Belize. Vi abbiamo già parlato del Belize annoverandolo tra le mete turistiche più romantiche. Ogni anno, il turismo naturalistico attira decine di migliaia di visitatori. Arrivano soprattutto per osservare la più grande barriera corallina dell’emisfero settentrionale (la seconda più grande del mondo). I turisti arrivano per visitare le lagune costiere, la sabbia bianca, le isole coralline e le foreste di mangrovie. Purtroppo la grande varietà di vita vegetale e marina è minacciata, ne sono una prova le specie a rischio come il lamantino, la tartaruga marina e il coccodrillo americano.

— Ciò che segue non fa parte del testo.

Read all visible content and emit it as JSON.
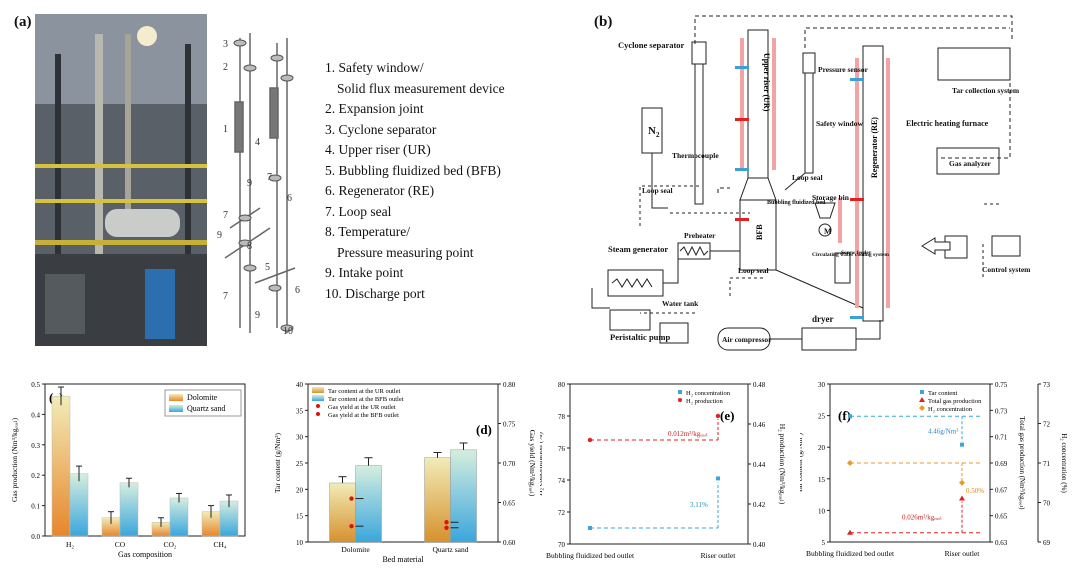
{
  "panel_a": {
    "tag": "(a)",
    "legend": [
      "1. Safety window/",
      "Solid flux measurement device",
      "2. Expansion joint",
      "3. Cyclone separator",
      "4. Upper riser (UR)",
      "5. Bubbling fluidized bed (BFB)",
      "6. Regenerator (RE)",
      "7. Loop seal",
      "8. Temperature/",
      "Pressure measuring point",
      "9. Intake point",
      "10. Discharge port"
    ],
    "callouts": [
      "1",
      "2",
      "3",
      "4",
      "5",
      "6",
      "7",
      "8",
      "9",
      "10"
    ]
  },
  "panel_b": {
    "tag": "(b)",
    "labels": {
      "cyclone": "Cyclone separator",
      "pressure_sensor": "Pressure sensor",
      "tar_collection": "Tar collection system",
      "n2": "N",
      "n2_sub": "2",
      "thermocouple": "Thermocouple",
      "upper_riser": "Upper riser (UR)",
      "safety_window": "Safety window",
      "electric_furnace": "Electric heating furnace",
      "loop_seal": "Loop seal",
      "bubbling_bed": "Bubbling fluidized bed",
      "storage_bin": "Storage bin",
      "regenerator": "Regenerator (RE)",
      "gas_analyzer": "Gas analyzer",
      "bfb": "BFB",
      "motor": "M",
      "circulating_water": "Circulating water cooling system",
      "screw_feeder": "Screw feeder",
      "steam_generator": "Steam generator",
      "preheater": "Preheater",
      "control_system": "Control system",
      "water_tank": "Water tank",
      "peristaltic_pump": "Peristaltic pump",
      "air_compressor": "Air compressor",
      "dryer": "dryer"
    }
  },
  "chart_data": [
    {
      "panel": "(c)",
      "type": "bar",
      "categories": [
        "H₂",
        "CO",
        "CO₂",
        "CH₄"
      ],
      "series": [
        {
          "name": "Dolomite",
          "values": [
            0.46,
            0.06,
            0.045,
            0.08
          ],
          "errors": [
            0.03,
            0.02,
            0.015,
            0.02
          ]
        },
        {
          "name": "Quartz sand",
          "values": [
            0.205,
            0.175,
            0.125,
            0.115
          ],
          "errors": [
            0.025,
            0.015,
            0.015,
            0.02
          ]
        }
      ],
      "xlabel": "Gas composition",
      "ylabel": "Gas production (Nm³/kgₑᵤₑₗ)",
      "ylim": [
        0.0,
        0.5
      ],
      "yticks": [
        "0.0",
        "0.1",
        "0.2",
        "0.3",
        "0.4",
        "0.5"
      ],
      "colors": {
        "Dolomite": "#e7882e",
        "Quartz sand": "#4fb3d9"
      },
      "legend": "top-right"
    },
    {
      "panel": "(d)",
      "type": "bar",
      "categories": [
        "Dolomite",
        "Quartz sand"
      ],
      "series": [
        {
          "name": "Tar content at the UR outlet",
          "values": [
            21.2,
            26.0
          ],
          "errors": [
            1.2,
            1.0
          ]
        },
        {
          "name": "Tar content at the BFB outlet",
          "values": [
            24.5,
            27.5
          ],
          "errors": [
            1.5,
            1.3
          ]
        },
        {
          "name": "Gas yield at the UR outlet",
          "axis": "right",
          "values": [
            0.655,
            0.625
          ]
        },
        {
          "name": "Gas yield at the BFB outlet",
          "axis": "right",
          "values": [
            0.62,
            0.618
          ]
        }
      ],
      "xlabel": "Bed material",
      "ylabel": "Tar content (g/Nm³)",
      "y2label": "Gas yield (Nm³/kgₑᵤₑₗ)",
      "ylim": [
        10,
        40
      ],
      "y2lim": [
        0.6,
        0.8
      ],
      "yticks": [
        "10",
        "15",
        "20",
        "25",
        "30",
        "35",
        "40"
      ],
      "y2ticks": [
        "0.60",
        "0.65",
        "0.70",
        "0.75",
        "0.80"
      ]
    },
    {
      "panel": "(e)",
      "type": "scatter",
      "categories": [
        "Bubbling fluidized bed outlet",
        "Riser outlet"
      ],
      "series": [
        {
          "name": "H₂ concentration",
          "values": [
            71.0,
            74.1
          ]
        },
        {
          "name": "H₂ production",
          "axis": "right",
          "values": [
            0.452,
            0.464
          ]
        }
      ],
      "annotations": [
        "0.012m³/kgₑᵤₑₗ",
        "3.11%"
      ],
      "ylabel": "H₂ concentration (%)",
      "y2label": "H₂ production (Nm³/kgₑᵤₑₗ)",
      "ylim": [
        70,
        80
      ],
      "y2lim": [
        0.4,
        0.48
      ],
      "yticks": [
        "70",
        "72",
        "74",
        "76",
        "78",
        "80"
      ],
      "y2ticks": [
        "0.40",
        "0.42",
        "0.44",
        "0.46",
        "0.48"
      ]
    },
    {
      "panel": "(f)",
      "type": "scatter",
      "categories": [
        "Bubbling fluidized bed outlet",
        "Riser outlet"
      ],
      "series": [
        {
          "name": "Tar content",
          "values": [
            24.9,
            20.4
          ]
        },
        {
          "name": "Total gas production",
          "axis": "right",
          "values": [
            0.637,
            0.663
          ]
        },
        {
          "name": "H₂ concentration",
          "axis": "right2",
          "values": [
            71.0,
            70.5
          ]
        }
      ],
      "annotations": [
        "4.46g/Nm³",
        "0.50%",
        "0.026m³/kgₑᵤₑₗ"
      ],
      "ylabel": "Tar content (g/Nm³)",
      "y2label": "Total gas production (Nm³/kgₑᵤₑₗ)",
      "y3label": "H₂ concentration (%)",
      "ylim": [
        5,
        30
      ],
      "y2lim": [
        0.63,
        0.75
      ],
      "y3lim": [
        69,
        73
      ],
      "yticks": [
        "5",
        "10",
        "15",
        "20",
        "25",
        "30"
      ],
      "y2ticks": [
        "0.63",
        "0.65",
        "0.67",
        "0.69",
        "0.71",
        "0.73",
        "0.75"
      ],
      "y3ticks": [
        "69",
        "70",
        "71",
        "72",
        "73"
      ]
    }
  ]
}
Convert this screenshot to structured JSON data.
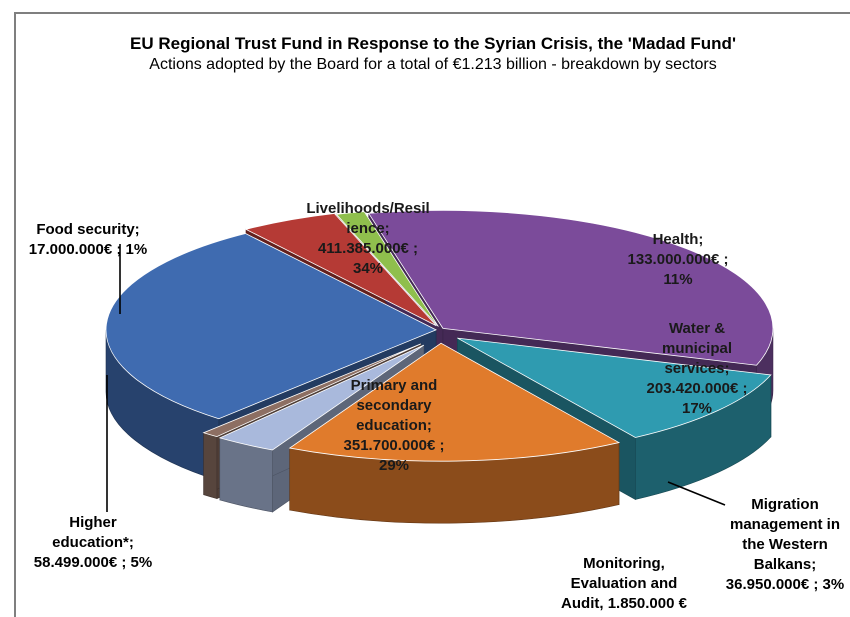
{
  "chart_data": {
    "type": "pie",
    "title": "EU Regional Trust Fund in Response to the Syrian Crisis, the 'Madad Fund'",
    "subtitle": "Actions adopted by the Board for a total of €1.213 billion - breakdown by sectors",
    "slices": [
      {
        "key": "livelihoods",
        "label_lines": [
          "Livelihoods/Resil",
          "ience;",
          "411.385.000€ ;",
          "34%"
        ],
        "value": 411385000,
        "percent": 34,
        "color": "#7b4b9a"
      },
      {
        "key": "health",
        "label_lines": [
          "Health;",
          "133.000.000€ ;",
          "11%"
        ],
        "value": 133000000,
        "percent": 11,
        "color": "#2f9bb0"
      },
      {
        "key": "water",
        "label_lines": [
          "Water &",
          "municipal",
          "services;",
          "203.420.000€ ;",
          "17%"
        ],
        "value": 203420000,
        "percent": 17,
        "color": "#e07b2c"
      },
      {
        "key": "migration",
        "label_lines": [
          "Migration",
          "management in",
          "the Western",
          "Balkans;",
          "36.950.000€ ; 3%"
        ],
        "value": 36950000,
        "percent": 3,
        "color": "#a9b9dc"
      },
      {
        "key": "monitoring",
        "label_lines": [
          "Monitoring,",
          "Evaluation and",
          "Audit, 1.850.000 €"
        ],
        "value": 1850000,
        "percent": 0,
        "color": "#8d6f63"
      },
      {
        "key": "primary",
        "label_lines": [
          "Primary and",
          "secondary",
          "education;",
          "351.700.000€ ;",
          "29%"
        ],
        "value": 351700000,
        "percent": 29,
        "color": "#3f6bb0"
      },
      {
        "key": "higher",
        "label_lines": [
          "Higher",
          "education*;",
          "58.499.000€ ; 5%"
        ],
        "value": 58499000,
        "percent": 5,
        "color": "#b53a35"
      },
      {
        "key": "food",
        "label_lines": [
          "Food security;",
          "17.000.000€ ; 1%"
        ],
        "value": 17000000,
        "percent": 1,
        "color": "#8fbf4d"
      }
    ]
  }
}
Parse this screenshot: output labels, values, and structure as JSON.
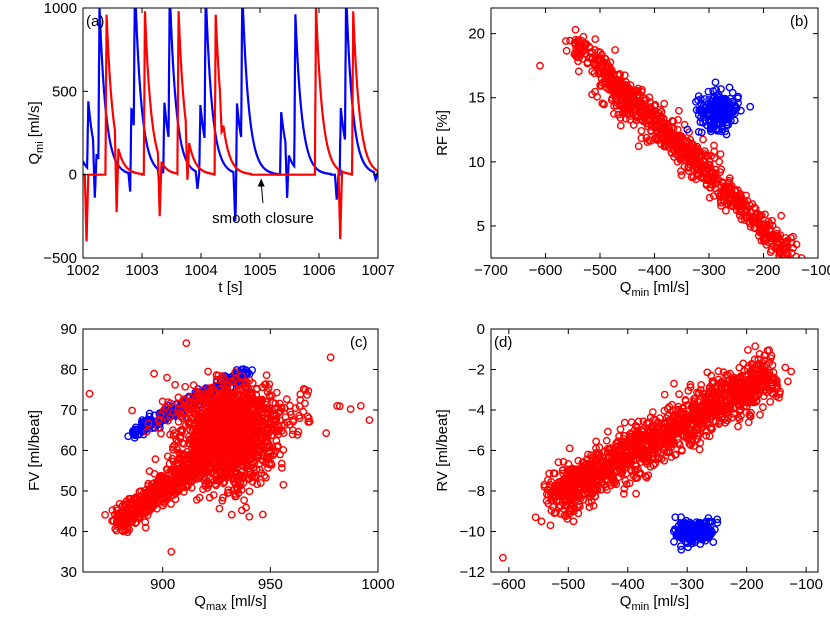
{
  "figure": {
    "panels": [
      "(a)",
      "(b)",
      "(c)",
      "(d)"
    ]
  },
  "colors": {
    "red": "#ff0000",
    "blue": "#0000ff",
    "axis": "#000000"
  },
  "chart_data": [
    {
      "id": "a",
      "tag": "(a)",
      "type": "line",
      "xlabel": "t [s]",
      "ylabel": {
        "main": "Q",
        "sub": "mi",
        "unit": " [ml/s]"
      },
      "xlim": [
        1002,
        1007
      ],
      "ylim": [
        -500,
        1000
      ],
      "xticks": [
        1002,
        1003,
        1004,
        1005,
        1006,
        1007
      ],
      "yticks": [
        -500,
        0,
        500,
        1000
      ],
      "annotation": {
        "text": "smooth closure",
        "arrow_from": [
          1005.05,
          -170
        ],
        "arrow_to": [
          1005.02,
          -5
        ]
      },
      "series": [
        {
          "name": "blue",
          "color": "#0000ff",
          "ejections": [
            {
              "t": 1002.0,
              "peak": 80
            },
            {
              "t": 1002.09,
              "peak": 405
            },
            {
              "t": 1002.28,
              "peak": 930
            },
            {
              "t": 1002.82,
              "peak": 420
            },
            {
              "t": 1002.88,
              "peak": 910
            },
            {
              "t": 1003.38,
              "peak": 420
            },
            {
              "t": 1003.47,
              "peak": 920
            },
            {
              "t": 1003.99,
              "peak": 410
            },
            {
              "t": 1004.08,
              "peak": 915
            },
            {
              "t": 1004.61,
              "peak": 420
            },
            {
              "t": 1004.7,
              "peak": 920
            },
            {
              "t": 1005.36,
              "peak": 375
            },
            {
              "t": 1005.6,
              "peak": 920
            },
            {
              "t": 1006.37,
              "peak": 400
            },
            {
              "t": 1006.46,
              "peak": 920
            }
          ],
          "closures": [
            {
              "t": 1002.2,
              "depth": -300
            },
            {
              "t": 1002.8,
              "depth": -110
            },
            {
              "t": 1003.3,
              "depth": -110
            },
            {
              "t": 1003.94,
              "depth": -100
            },
            {
              "t": 1004.58,
              "depth": -290
            },
            {
              "t": 1005.46,
              "depth": -290
            },
            {
              "t": 1006.3,
              "depth": -150
            },
            {
              "t": 1006.96,
              "depth": -40
            }
          ]
        },
        {
          "name": "red",
          "color": "#ff0000",
          "ejections": [
            {
              "t": 1002.4,
              "peak": 960
            },
            {
              "t": 1003.05,
              "peak": 980
            },
            {
              "t": 1003.62,
              "peak": 975
            },
            {
              "t": 1004.25,
              "peak": 960
            },
            {
              "t": 1005.95,
              "peak": 1000
            },
            {
              "t": 1006.58,
              "peak": 980
            }
          ],
          "closures": [
            {
              "t": 1002.06,
              "depth": -400
            },
            {
              "t": 1002.57,
              "depth": -430
            },
            {
              "t": 1003.3,
              "depth": -350
            },
            {
              "t": 1003.77,
              "depth": -280
            },
            {
              "t": 1004.35,
              "depth": -130
            },
            {
              "t": 1006.36,
              "depth": -410
            }
          ]
        }
      ]
    },
    {
      "id": "b",
      "tag": "(b)",
      "type": "scatter",
      "xlabel": {
        "main": "Q",
        "sub": "min",
        "unit": " [ml/s]"
      },
      "ylabel": "RF [%]",
      "xlim": [
        -700,
        -100
      ],
      "ylim": [
        2.5,
        22
      ],
      "xticks": [
        -700,
        -600,
        -500,
        -400,
        -300,
        -200,
        -100
      ],
      "yticks": [
        5,
        10,
        15,
        20
      ],
      "series": [
        {
          "name": "red",
          "color": "#ff0000",
          "clusters": [
            {
              "from": [
                -545,
                19.2
              ],
              "to": [
                -155,
                3.0
              ],
              "count": 700,
              "spread_along": 0.02,
              "spread_across": 0.45
            },
            {
              "from": [
                -500,
                16.0
              ],
              "to": [
                -300,
                9.5
              ],
              "count": 200,
              "spread_along": 0.05,
              "spread_across": 0.8
            }
          ],
          "outliers": [
            [
              -610,
              17.5
            ],
            [
              -545,
              20.3
            ],
            [
              -130,
              2.5
            ],
            [
              -140,
              2.6
            ],
            [
              -540,
              19.5
            ],
            [
              -520,
              19.0
            ],
            [
              -290,
              10.3
            ]
          ]
        },
        {
          "name": "blue",
          "color": "#0000ff",
          "clusters": [
            {
              "center": [
                -282,
                14.0
              ],
              "sx": 18,
              "sy": 0.7,
              "count": 220
            }
          ],
          "outliers": [
            [
              -288,
              16.2
            ],
            [
              -320,
              14.8
            ]
          ]
        }
      ]
    },
    {
      "id": "c",
      "tag": "(c)",
      "type": "scatter",
      "xlabel": {
        "main": "Q",
        "sub": "max",
        "unit": " [ml/s]"
      },
      "ylabel": "FV [ml/beat]",
      "xlim": [
        863,
        1000
      ],
      "ylim": [
        30,
        90
      ],
      "xticks": [
        900,
        950,
        1000
      ],
      "yticks": [
        30,
        40,
        50,
        60,
        70,
        80,
        90
      ],
      "series": [
        {
          "name": "blue",
          "color": "#0000ff",
          "clusters": [
            {
              "from": [
                885,
                64.0
              ],
              "to": [
                940,
                79.5
              ],
              "count": 260,
              "spread_along": 0.02,
              "spread_across": 0.8
            }
          ],
          "outliers": [
            [
              884,
              63.5
            ]
          ]
        },
        {
          "name": "red",
          "color": "#ff0000",
          "clusters": [
            {
              "from": [
                878,
                42
              ],
              "to": [
                920,
                58
              ],
              "count": 500,
              "spread_along": 0.03,
              "spread_across": 1.6
            },
            {
              "center": [
                930,
                63
              ],
              "sx": 10,
              "sy": 5.5,
              "count": 1400
            },
            {
              "center": [
                935,
                69
              ],
              "sx": 16,
              "sy": 3.5,
              "count": 350
            }
          ],
          "outliers": [
            [
              866,
              74
            ],
            [
              911,
              86.5
            ],
            [
              896,
              79
            ],
            [
              902,
              78
            ],
            [
              992,
              71
            ],
            [
              996,
              67.5
            ],
            [
              978,
              83
            ],
            [
              904,
              35
            ],
            [
              893,
              44
            ],
            [
              981,
              71
            ]
          ]
        }
      ]
    },
    {
      "id": "d",
      "tag": "(d)",
      "type": "scatter",
      "xlabel": {
        "main": "Q",
        "sub": "min",
        "unit": " [ml/s]"
      },
      "ylabel": "RV [ml/beat]",
      "xlim": [
        -630,
        -80
      ],
      "ylim": [
        -12,
        0
      ],
      "xticks": [
        -600,
        -500,
        -400,
        -300,
        -200,
        -100
      ],
      "yticks": [
        -12,
        -10,
        -8,
        -6,
        -4,
        -2,
        0
      ],
      "series": [
        {
          "name": "red",
          "color": "#ff0000",
          "clusters": [
            {
              "from": [
                -525,
                -8.4
              ],
              "to": [
                -155,
                -2.1
              ],
              "count": 1400,
              "spread_along": 0.02,
              "spread_across": 0.55
            }
          ],
          "outliers": [
            [
              -610,
              -11.3
            ],
            [
              -555,
              -9.3
            ],
            [
              -530,
              -9.7
            ],
            [
              -545,
              -9.5
            ],
            [
              -135,
              -1.9
            ],
            [
              -125,
              -2.1
            ],
            [
              -490,
              -9.0
            ]
          ]
        },
        {
          "name": "blue",
          "color": "#0000ff",
          "clusters": [
            {
              "center": [
                -287,
                -10.0
              ],
              "sx": 16,
              "sy": 0.28,
              "count": 230
            }
          ],
          "outliers": [
            [
              -310,
              -10.9
            ],
            [
              -320,
              -9.3
            ]
          ]
        }
      ]
    }
  ]
}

La Grande Barriera Corallina, Australia. Se quella del Belize è al secondo posto, la barriera corallina australiana è la più grande al mondo. Con i suoi 2000 chilometri ospita centinaia di specie acquatiche. E’ situata al largo della costa del Queensland, comprende molti tipi di coralli e si possono osservare sette specie di tartarughe marine, specie a rischio di estinzione. In più, a causa del deflusso agricolo e minerario che drena in mare, la barriera corallina è sotto costante minaccia.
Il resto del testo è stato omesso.